Law of Segregation
Modern genetics owes a tremendous debt to the work done by the 19th century Austrian monk Gregor Mendel. In his work cultivating pea plants, Mendel discovered three laws: the Law of Segregation, the Law of Independent Assortment, and the Law of Dominance. The Law of Segregation is best defined by stating that during the formation of a gamete, the alleles segregate so that each gamete carries only one allele for each gene. Mendel’s observation on this law was later proved by German botanist Oscar Hertwig in 1876 and Belgian zoologist Edouard Van Beneden in 1883.
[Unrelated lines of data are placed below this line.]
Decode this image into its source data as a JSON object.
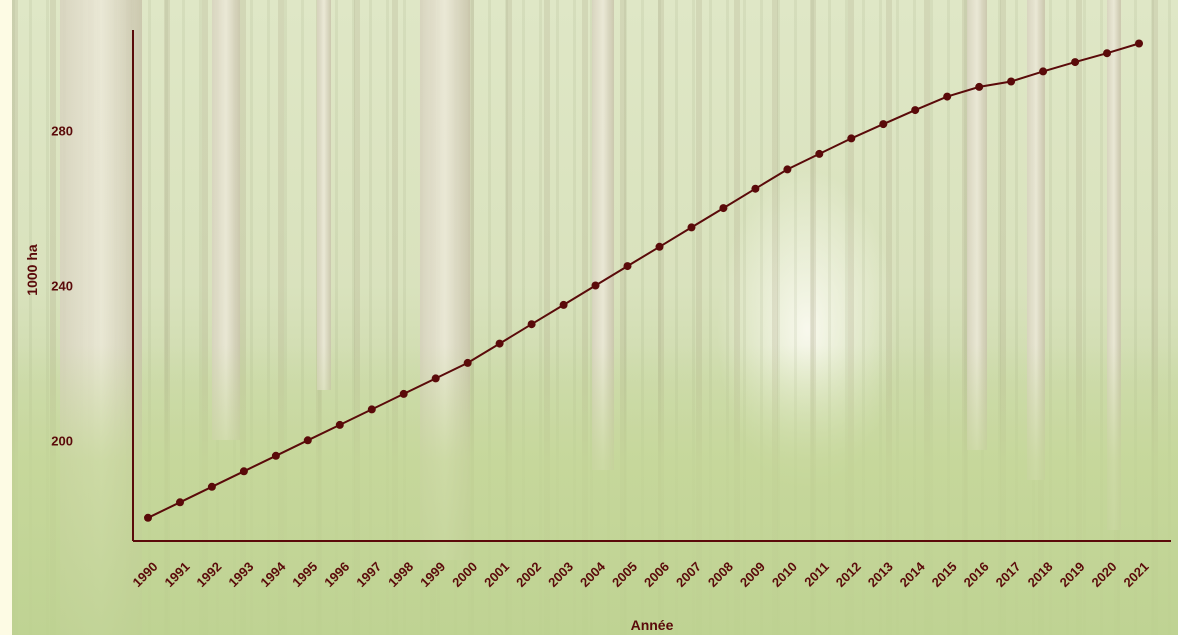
{
  "chart_data": {
    "type": "line",
    "title": "",
    "xlabel": "Année",
    "ylabel": "1000 ha",
    "x": [
      "1990",
      "1991",
      "1992",
      "1993",
      "1994",
      "1995",
      "1996",
      "1997",
      "1998",
      "1999",
      "2000",
      "2001",
      "2002",
      "2003",
      "2004",
      "2005",
      "2006",
      "2007",
      "2008",
      "2009",
      "2010",
      "2011",
      "2012",
      "2013",
      "2014",
      "2015",
      "2016",
      "2017",
      "2018",
      "2019",
      "2020",
      "2021"
    ],
    "series": [
      {
        "values": [
          180,
          184,
          188,
          192,
          196,
          200,
          204,
          208,
          212,
          216,
          220,
          225,
          230,
          235,
          240,
          245,
          250,
          255,
          260,
          265,
          270,
          274,
          278,
          281.7,
          285.3,
          288.8,
          291.3,
          292.7,
          295.3,
          297.7,
          300,
          302.5
        ]
      }
    ],
    "yticks": [
      200,
      240,
      280
    ],
    "ylim": [
      174,
      306
    ],
    "grid": false,
    "colors": {
      "line": "#5a0a0a",
      "axis": "#5a0a0a",
      "background": "#fdfbe4"
    }
  }
}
For every trait passed on from parent to child (animal or plant), a pair of alleles for that trait, dominant or recessive, exists. For example, in humans, eye color is an allele. Each parent then passes on randomly one of the alleles to the child. A child receives its own paired alleles for a particular trait from both parents. Under the law of segregation, the two alleles of a trait separate and end up in different gametes in the child.
A gamete is a cell that fuses with another during fertilization. In humans, the egg (ovum) and sperm are two gametes. Human eggs carry only X chromosomes, while sperm can be either X or Y, thus determining the sex of the child. Under the law of segregation, a gamete will receive one of the two alleles for any trait, either the dominant or recessive trait.